Justiça ordena funcionamento limitado dos ônibus em São Leopoldo após paralisação

O Tribunal Regional do Trabalho da 4ª Região (TRT-RS) estabeleceu que, a partir de terça-feira (14), o transporte coletivo de São Leopoldo deverá operar com 50% de sua capacidade nos horários de pico. Esta decisão será válida somente se a greve dos rodoviários persistir após a assembleia programada para o fim da tarde desta segunda-feira (13).

A greve dos rodoviários teve início nesta segunda-feira (13), resultando em uma manhã sem ônibus urbanos circulando na cidade. Os trabalhadores decidiram paralisar suas atividades em busca de aumento salarial e mudanças nas condições de trabalho. Segundo informações do TRT-RS, cerca de 200 profissionais estão envolvidos no movimento.

Audiência no TRT-RS

A medida foi definida numa audiência de conciliação realizada por videoconferência pelo TRT-RS. Estiveram presentes representantes do Setransvale (Sindicato das Empresas de Transporte Coletivo Urbano do Vale dos Sinos), o Sindicato dos Trabalhadores em Transportes Rodoviários de São Leopoldo e representantes da Prefeitura Municipal.

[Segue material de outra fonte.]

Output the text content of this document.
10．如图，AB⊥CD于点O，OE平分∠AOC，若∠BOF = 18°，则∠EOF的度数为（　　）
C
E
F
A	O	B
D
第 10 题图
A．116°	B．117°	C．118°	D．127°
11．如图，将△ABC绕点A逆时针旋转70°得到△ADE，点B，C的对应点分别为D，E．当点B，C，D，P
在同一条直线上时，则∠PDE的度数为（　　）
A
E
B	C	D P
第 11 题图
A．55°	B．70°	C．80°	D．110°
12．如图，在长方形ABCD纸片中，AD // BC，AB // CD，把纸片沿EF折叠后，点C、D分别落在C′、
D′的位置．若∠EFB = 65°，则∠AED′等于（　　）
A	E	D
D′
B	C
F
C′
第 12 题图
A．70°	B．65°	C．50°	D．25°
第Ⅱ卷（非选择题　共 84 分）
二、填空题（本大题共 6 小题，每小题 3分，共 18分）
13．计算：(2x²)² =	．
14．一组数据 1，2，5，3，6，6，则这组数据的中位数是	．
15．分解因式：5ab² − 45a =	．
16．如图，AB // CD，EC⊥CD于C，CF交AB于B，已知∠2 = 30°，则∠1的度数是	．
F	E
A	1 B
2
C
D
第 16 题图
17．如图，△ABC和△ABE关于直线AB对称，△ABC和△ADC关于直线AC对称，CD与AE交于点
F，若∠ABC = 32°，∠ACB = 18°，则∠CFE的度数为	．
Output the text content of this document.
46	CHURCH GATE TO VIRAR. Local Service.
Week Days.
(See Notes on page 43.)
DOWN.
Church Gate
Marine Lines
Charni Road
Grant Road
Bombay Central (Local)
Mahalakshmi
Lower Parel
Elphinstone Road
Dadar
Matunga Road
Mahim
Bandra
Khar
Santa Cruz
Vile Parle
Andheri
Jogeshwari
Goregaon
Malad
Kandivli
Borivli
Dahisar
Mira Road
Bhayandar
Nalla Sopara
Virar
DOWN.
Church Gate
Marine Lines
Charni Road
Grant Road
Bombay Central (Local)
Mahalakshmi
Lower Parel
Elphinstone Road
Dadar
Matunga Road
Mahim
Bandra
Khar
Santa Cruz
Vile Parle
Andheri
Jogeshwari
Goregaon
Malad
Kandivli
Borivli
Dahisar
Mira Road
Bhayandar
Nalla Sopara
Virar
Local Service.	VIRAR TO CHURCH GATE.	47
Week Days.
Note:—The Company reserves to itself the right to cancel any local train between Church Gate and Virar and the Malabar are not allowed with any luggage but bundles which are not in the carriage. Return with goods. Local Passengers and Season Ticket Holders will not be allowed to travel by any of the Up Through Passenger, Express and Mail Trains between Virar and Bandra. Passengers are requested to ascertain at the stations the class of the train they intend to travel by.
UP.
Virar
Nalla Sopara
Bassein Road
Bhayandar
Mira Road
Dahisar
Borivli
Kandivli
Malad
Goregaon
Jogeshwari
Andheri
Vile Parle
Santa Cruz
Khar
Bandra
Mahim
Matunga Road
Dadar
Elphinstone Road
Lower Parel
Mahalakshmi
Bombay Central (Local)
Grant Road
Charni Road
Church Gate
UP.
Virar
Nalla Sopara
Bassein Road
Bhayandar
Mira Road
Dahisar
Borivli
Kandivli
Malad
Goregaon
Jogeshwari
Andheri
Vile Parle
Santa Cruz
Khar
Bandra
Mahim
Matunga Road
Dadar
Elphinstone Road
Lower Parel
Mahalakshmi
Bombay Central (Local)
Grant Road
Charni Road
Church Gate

Durante a audiência, o sindicato dos rodoviários afirmou que a greve continua e garantiu que todos os procedimentos legais para a sua realização foram seguidos. Além disso, foi anunciado que uma assembleia geral ocorreria no fim da tarde para discutir uma nova proposta apresentada pelas empresas.

Como não houve acordo entre as partes durante a reunião, o juiz estabeleceu um percentual mínimo de operação para garantir o funcionamento do serviço nos horários mais movimentados. O transporte deverá operar com 50% das linhas entre 6h e 9h e das 16h30 às 19h30, caso os trabalhadores decidam rejeitar a proposta das empresas e continuar com a paralisação.

Demandas

<pNa audiência, o sindicato patronal destacou uma defasagem tarifária de aproximadamente 25% no transporte coletivo da cidade e apresentou uma sugestão para um reajuste parcelado.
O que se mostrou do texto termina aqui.